Poverty, deprivation, murder, love, family bonds, and TV game shows are among the unlikely combination of ingredients in the enchanting “Slumdog Millionaire,” a movie full of familiar elements that somehow feels wholly original, not to mention entertaining and inspiring. It’s the latest offering from British director Danny Boyle (“Trainspotting,” “28 Days Later,” “Sunshine”), one of the best filmmakers currently working, who seems bent on exploring new genres every time he makes a movie. The amazing thing is that he almost always succeeds.
Boyle went to India this time around, shooting about a quarter of the film in subtitled Hindi and using a lot of local actors to tell the story, which turns out to be deceptively simple. It is as follows: 18-year-old Jamal Malik (Dev Patel), a one-time street urchin who now works as a gofer at a telemarketing center, has made it to the final question on the Indian version of “Who Wants to Be a Millionaire.” Suspicious that an uneducated nobody could possibly know all those answers, the police interrogate Jamal, who explains, one question at a time, the events of his life that gave him the knowledge that wound up being so useful.
That means lots of flashbacks for us, starting with the rambunctious young Jamal (Ayush Mahesh Khedekar) and his slightly older brother Salim (Azharuddin Mohammed Ismail) living in the slums of Mumbai. They lead a Dickensian existence, including a brief stint with a sinister Fagin-like leader who teaches street kids to sing for spare change and will do anything to make his earners more pathetic and thus more profitable. We see early on that though Salim and Jamal are in the same circumstances, they’re responding to them in opposite ways. Jamal is gentle, resourceful, and sly; Salim is opportunistic and desperate.
They meet a girl their age, Latika (Rubiana Ali), whom Jamal wants to include as their “third musketeer” despite Salim’s unspecified objections. Time passes. Latika is out of their lives, but Jamal has not forgotten her. He and Salim continue to live on the streets, Jamal hustling tourists at the Taj Mahal, Salim getting involved with gangster types. Soon enough (and with Salim now played by Madhur Mittal and Latika by the lovely Freida Pinto), the three young people’s lives intersect again through Javed (Mahesh Manjrekar), a cruel racketeer with a stranglehold on the slum they grew up in.

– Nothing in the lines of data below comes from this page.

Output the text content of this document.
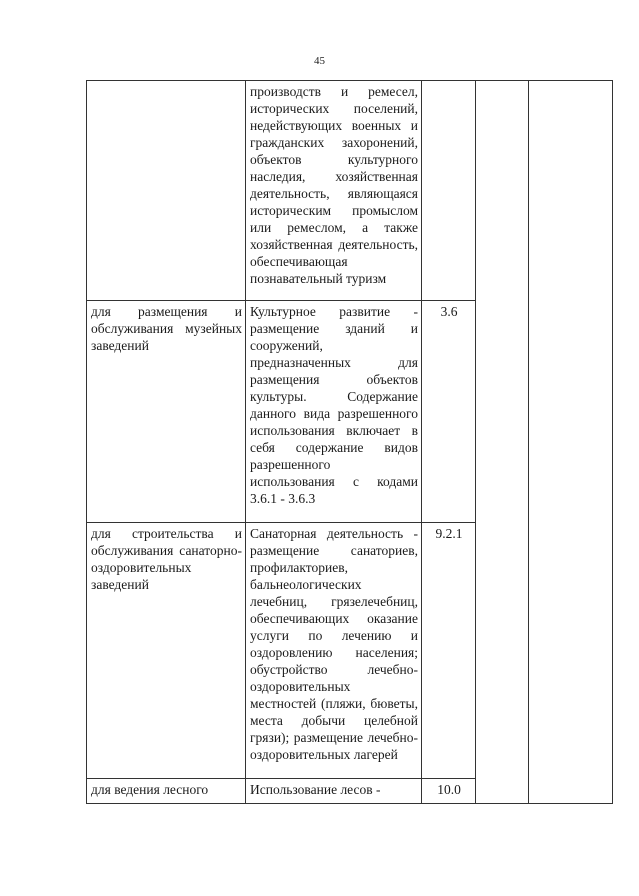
45
	производств и ремесел, исторических поселений, недействующих военных и гражданских захоронений, объектов культурного наследия, хозяйственная деятельность, являющаяся историческим промыслом или ремеслом, а также хозяйственная деятельность, обеспечивающая познавательный туризм			
для размещения и обслуживания музейных заведений	Культурное развитие - размещение зданий и сооружений, предназначенных для размещения объектов культуры. Содержание данного вида разрешенного использования включает в себя содержание видов разрешенного использования с кодами 3.6.1 - 3.6.3	3.6		
для строительства и обслуживания санаторно-оздоровительных заведений	Санаторная деятельность - размещение санаториев, профилакториев, бальнеологических лечебниц, грязелечебниц, обеспечивающих оказание услуги по лечению и оздоровлению населения; обустройство лечебно-оздоровительных местностей (пляжи, бюветы, места добычи целебной грязи); размещение лечебно-оздоровительных лагерей	9.2.1		
для ведения лесного	Использование лесов -	10.0		
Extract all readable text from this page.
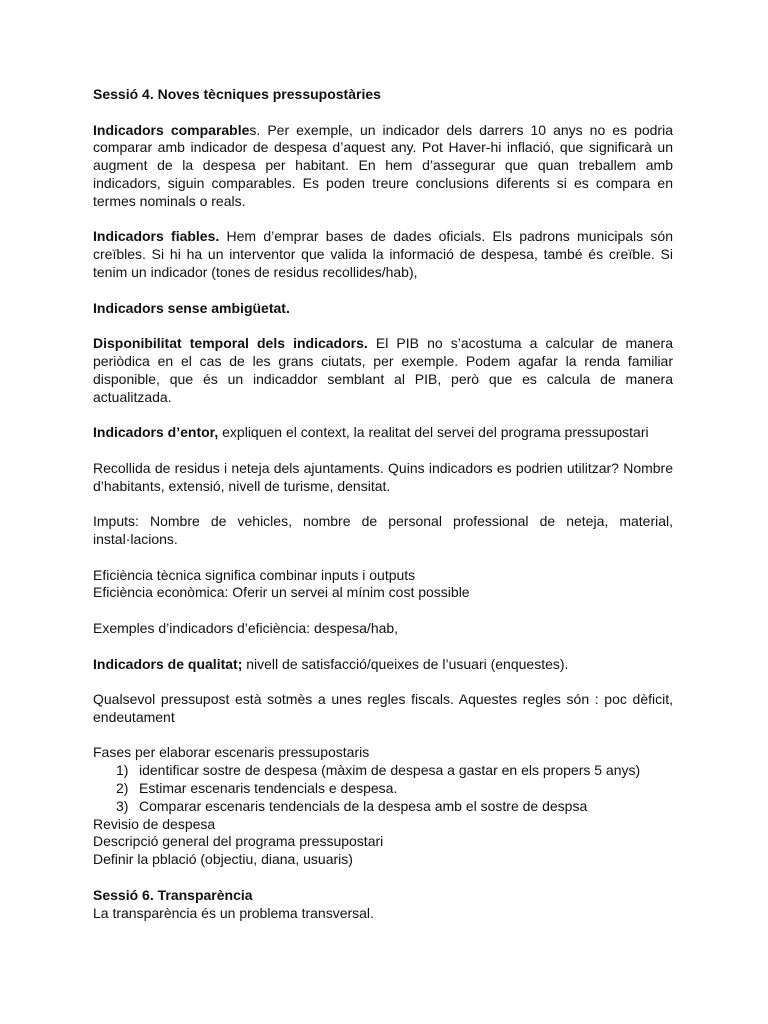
Sessió 4. Noves tècniques pressupostàries

Indicadors comparables. Per exemple, un indicador dels darrers 10 anys no es podria comparar amb indicador de despesa d’aquest any. Pot Haver-hi inflació, que significarà un augment de la despesa per habitant. En hem d’assegurar que quan treballem amb indicadors, siguin comparables. Es poden treure conclusions diferents si es compara en termes nominals o reals.

Indicadors fiables. Hem d’emprar bases de dades oficials. Els padrons municipals són creïbles. Si hi ha un interventor que valida la informació de despesa, també és creïble. Si tenim un indicador (tones de residus recollides/hab),

Indicadors sense ambigüetat.

Disponibilitat temporal dels indicadors. El PIB no s’acostuma a calcular de manera periòdica en el cas de les grans ciutats, per exemple. Podem agafar la renda familiar disponible, que és un indicaddor semblant al PIB, però que es calcula de manera actualitzada.

Indicadors d’entor, expliquen el context, la realitat del servei del programa pressupostari

Recollida de residus i neteja dels ajuntaments. Quins indicadors es podrien utilitzar? Nombre d’habitants, extensió, nivell de turisme, densitat.

Imputs: Nombre de vehicles, nombre de personal professional de neteja, material, instal·lacions.

Eficiència tècnica significa combinar inputs i outputs

Eficiència econòmica: Oferir un servei al mínim cost possible

Exemples d’indicadors d’eficiència: despesa/hab,

Indicadors de qualitat; nivell de satisfacció/queixes de l’usuari (enquestes).

Qualsevol pressupost està sotmès a unes regles fiscals. Aquestes regles són : poc dèficit, endeutament

Fases per elaborar escenaris pressupostaris

1) identificar sostre de despesa (màxim de despesa a gastar en els propers 5 anys)
2) Estimar escenaris tendencials e despesa.
3) Comparar escenaris tendencials de la despesa amb el sostre de despsa

Revisio de despesa

Descripció general del programa pressupostari

Definir la pblació (objectiu, diana, usuaris)

Sessió 6. Transparència

La transparència és un problema transversal.
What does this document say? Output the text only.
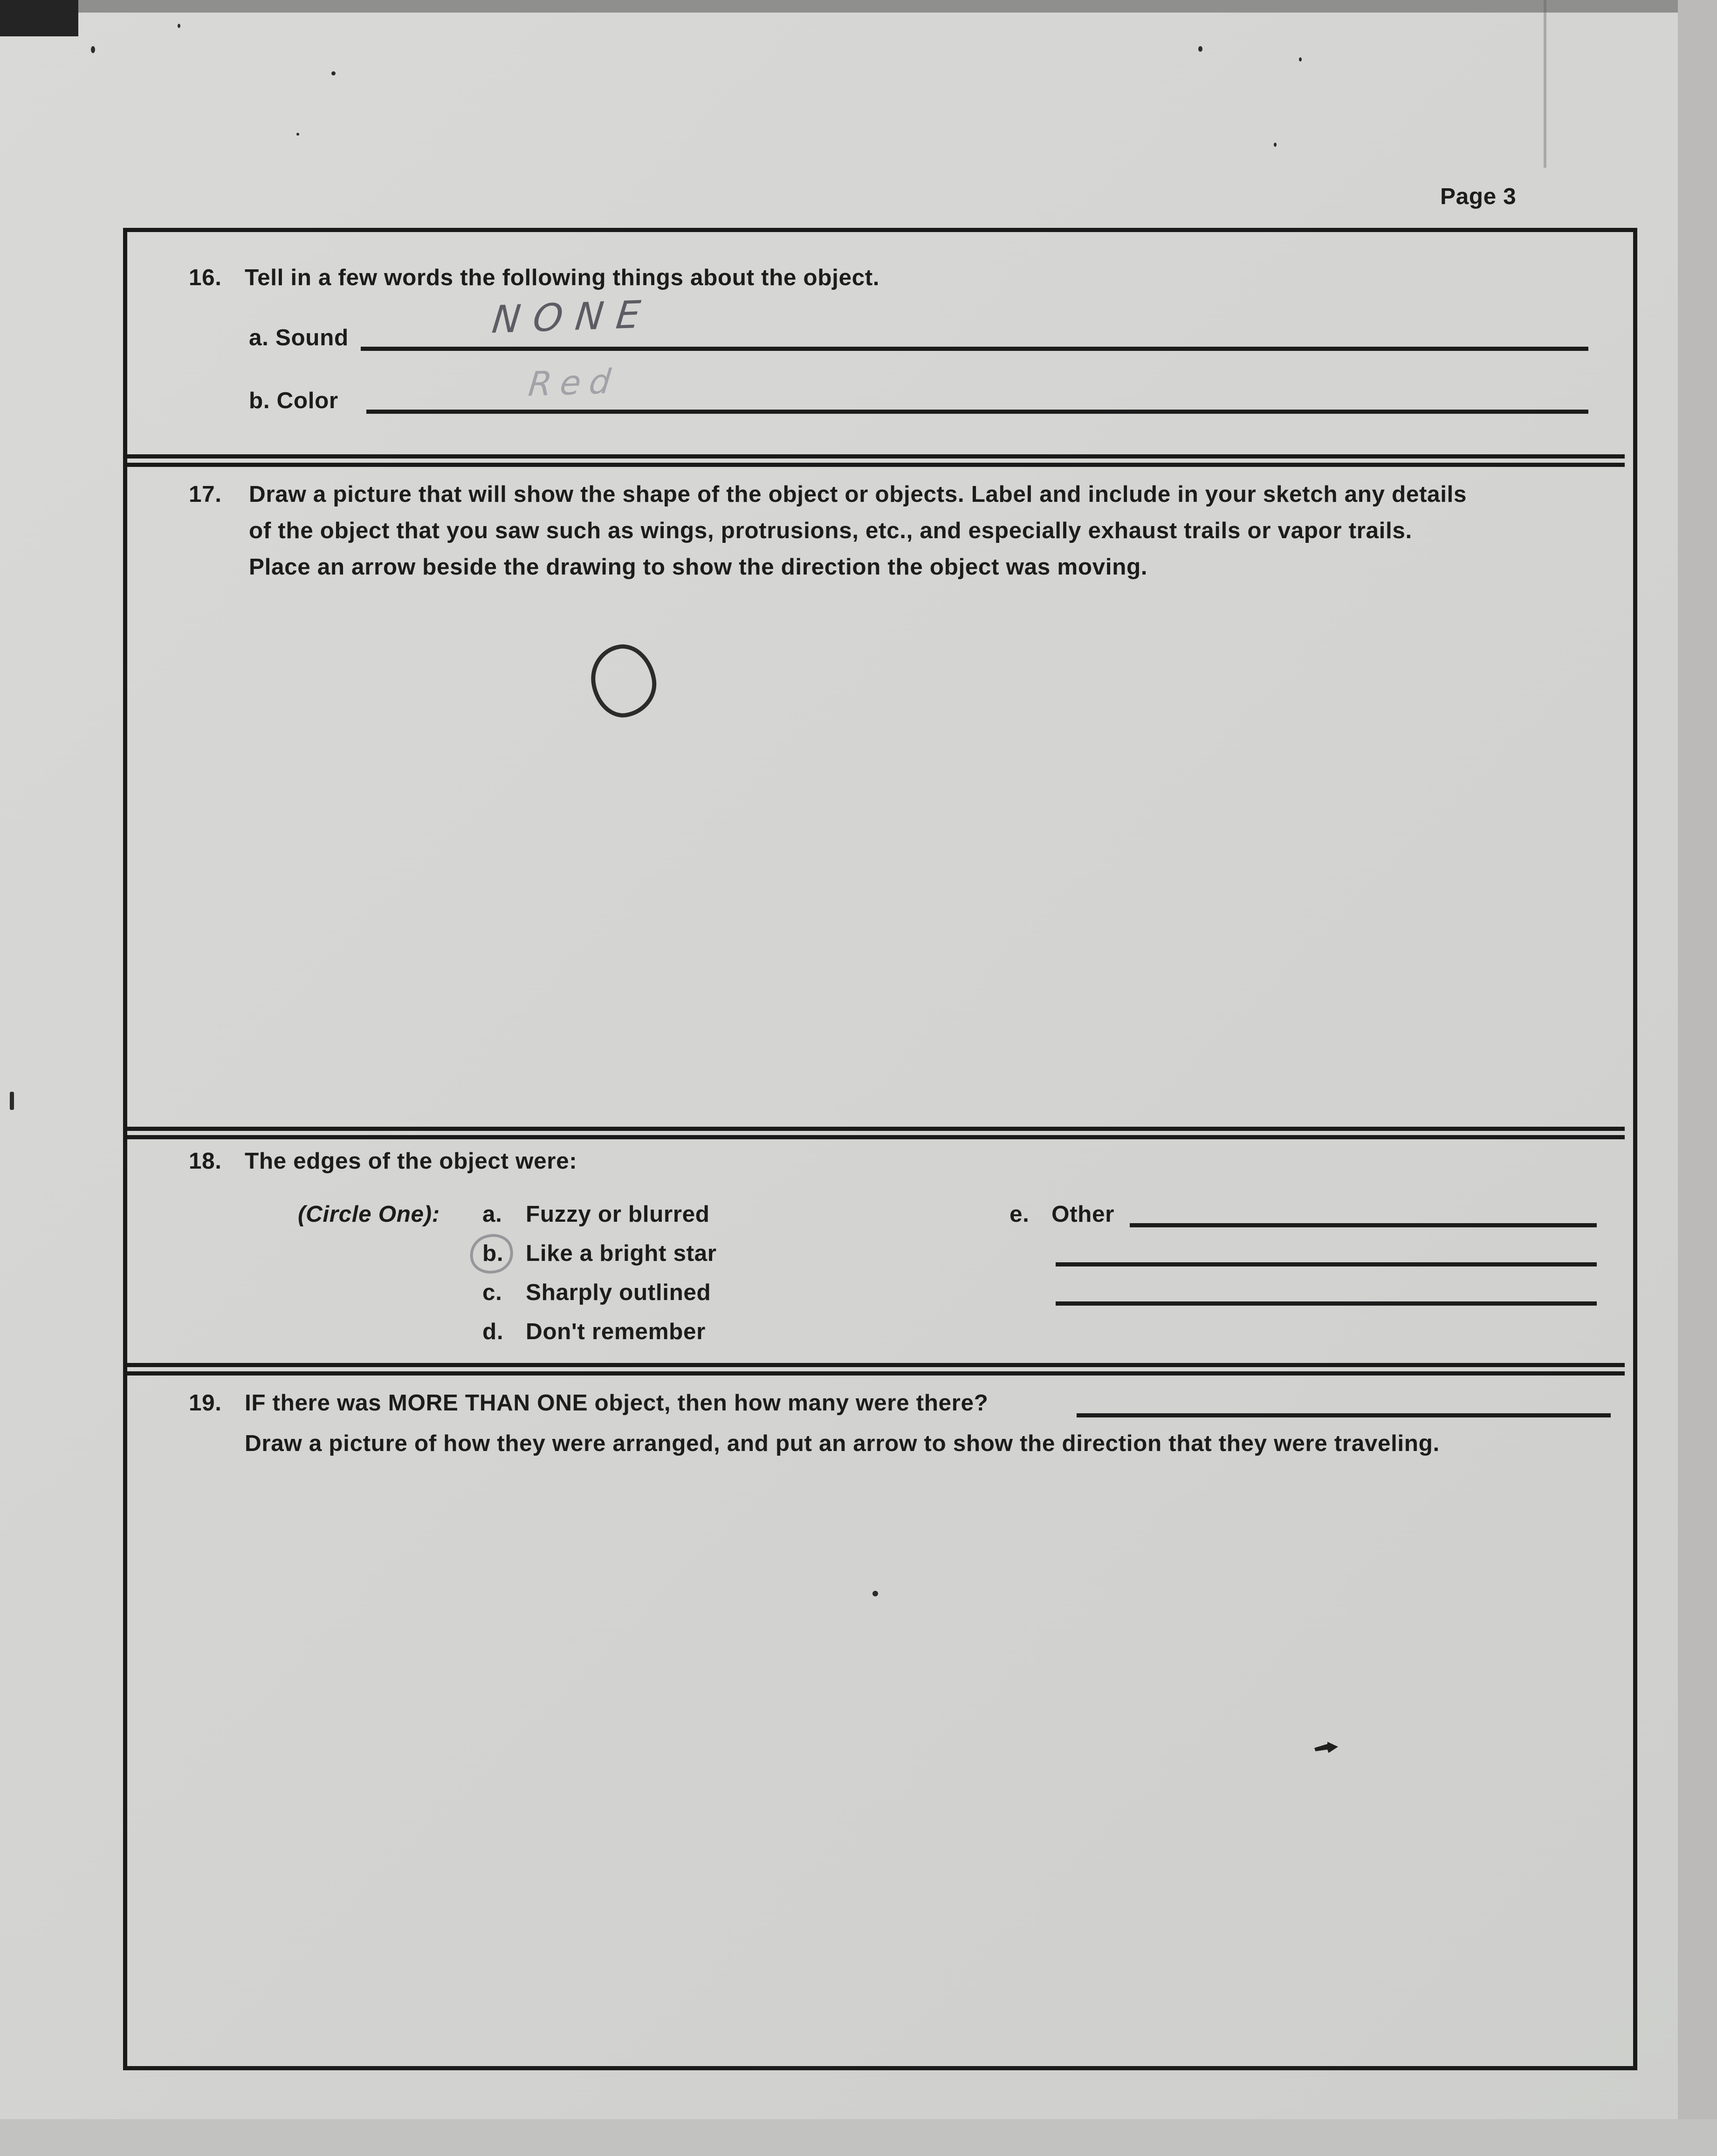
Page 3
16.	Tell in a few words the following things about the object.
a. Sound	NONE
b. Color	Red
17.	Draw a picture that will show the shape of the object or objects. Label and include in your sketch any details
of the object that you saw such as wings, protrusions, etc., and especially exhaust trails or vapor trails.
Place an arrow beside the drawing to show the direction the object was moving.
18.	The edges of the object were:
(Circle One):	a.	Fuzzy or blurred
b.	Like a bright star
c.	Sharply outlined
d.	Don't remember
e.	Other
19.	IF there was MORE THAN ONE object, then how many were there?
Draw a picture of how they were arranged, and put an arrow to show the direction that they were traveling.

It’s in the midst of this turmoil that Jamal has become a contestant on “Who Wants to Be a Millionaire,” though we don’t learn all the details of how and why until later. The film is based on the novel “Q and A,” by Vikas Swarup, and adapted by Simon Beaufoy, who wrote “The Full Monty” and this year’s overlooked charmer “Miss Pettigrew Lives for a Day.” From the moment of its premiere at the Telluride Film Festival over Labor Day Weekend it’s been pegged as this year’s Feel-Good Independent Film (think “Little Miss Sunshine” or “Juno”), and while it certainly does inspire good feelings and general happiness — anyone who is not smiling by the time the Bollywood-style closing-credits dance number arrives is surely dead inside — it gets there only after journeying through numerous crises and setbacks. No wonder Dev Patel, in the lead role, looks so stone-faced and un-charismatic for most of the film.
It is a testament to Boyle’s talents, both technical and storytelling-related, that the movie works so well. He juggles three different timelines flawlessly: Jamal on his second night of the game show, Jamal being interrogated while watching a videotape of his first night, and Jamal’s life story leading up to this point. As usual, Boyle finds creative ways to make ordinary filmmaking devices like flashbacks seem lively and innovative. For example, as Jamal sits down to face his final question on the “Millionaire” set, he remembers being questioned and slapped around the night before, still reeling from it. To enhance this feeling of disorientation, Boyle has the slap occur in the present — a hand literally reaches up from under Jamal’s chair on the TV soundstage — as a segue to the flashback of when it actually happened. You’ll miss it if you blink, but the effect is perfect: You feel Jamal’s dazedness, and the sensation that time has run together, that everything in his life is happening all at once.
Boyle’s general skill, which extends to hiring competent staff like editor Chris Dickens and cinematographer Anthony Dod Mantle, helps compensate for the plot’s occasional implausible or predictable element, and for Patel’s often plain performance. The tykes who play the lead characters as children are infectiously enthusiastic, the way only non-professional child actors can be. Overall, it’ll make you feel like a million bucks, or 20 million rupees.